During his career, Abid helped Harlequins S.C. secure several major domestic titles, including the Colombo Association Football League, City League, and De Mel League championships. He also captained the side on numerous occasions, serving as team skipper during some of its most successful seasons. At representative level, Abid played for the City League XI against a touring team from the All India Football Federation. Later that year, in November, he earned his Ceylon national team cap, representing Ceylon in a series of matches against Jinnah Gymkhana, appearing in all the tests.

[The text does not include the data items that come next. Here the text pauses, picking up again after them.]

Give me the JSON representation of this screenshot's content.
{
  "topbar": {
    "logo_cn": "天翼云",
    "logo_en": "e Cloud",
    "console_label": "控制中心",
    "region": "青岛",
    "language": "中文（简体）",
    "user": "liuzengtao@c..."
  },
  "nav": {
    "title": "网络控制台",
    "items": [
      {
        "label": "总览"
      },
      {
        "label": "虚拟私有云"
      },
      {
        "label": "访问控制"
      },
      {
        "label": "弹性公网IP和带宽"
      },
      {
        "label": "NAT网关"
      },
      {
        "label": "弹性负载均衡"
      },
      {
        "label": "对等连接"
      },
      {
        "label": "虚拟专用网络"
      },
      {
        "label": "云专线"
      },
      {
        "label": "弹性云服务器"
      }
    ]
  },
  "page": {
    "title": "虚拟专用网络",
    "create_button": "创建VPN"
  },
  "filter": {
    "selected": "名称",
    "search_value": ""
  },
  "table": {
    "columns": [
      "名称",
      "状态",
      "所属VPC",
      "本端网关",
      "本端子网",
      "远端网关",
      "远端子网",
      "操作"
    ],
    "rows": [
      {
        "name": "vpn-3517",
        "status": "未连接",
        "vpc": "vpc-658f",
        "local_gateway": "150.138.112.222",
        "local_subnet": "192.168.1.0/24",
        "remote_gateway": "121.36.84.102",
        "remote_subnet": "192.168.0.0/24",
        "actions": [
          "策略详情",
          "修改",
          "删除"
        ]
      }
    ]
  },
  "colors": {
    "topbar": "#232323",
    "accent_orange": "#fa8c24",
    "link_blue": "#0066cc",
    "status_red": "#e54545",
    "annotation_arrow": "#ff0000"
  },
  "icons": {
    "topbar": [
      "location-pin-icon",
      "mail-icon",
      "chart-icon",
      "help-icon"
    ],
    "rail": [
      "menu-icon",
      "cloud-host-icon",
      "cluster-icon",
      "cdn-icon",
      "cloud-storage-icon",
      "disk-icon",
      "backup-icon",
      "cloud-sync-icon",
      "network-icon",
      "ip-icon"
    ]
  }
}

He also represented the Colombo Central Colours, who finished as runners-up in domestic inter-league competition.

== Death ==
On October 15 1950, Abid who went to bathe, alongside several friends, was caught in a strong current and swept out to sea. One companion attempted a rescue but also encountered difficulties, while others raised an alarm. Although Abid’s friend was brought ashore, Abid himself disappeared. Police were notified and conducted a search, but recovery efforts were hindered by heavy seas.

Abid’s body was discovered floating near the Bambalapitiya railway station the following morning and was taken to the police mortuary at Wellawatte. An inquest was held at the Wellawatte Police Station by J. N. C. Tiruchelvam, the City Coroner. The death was recorded as an accidental drowning. His funeral was held later the same day at Katugastota.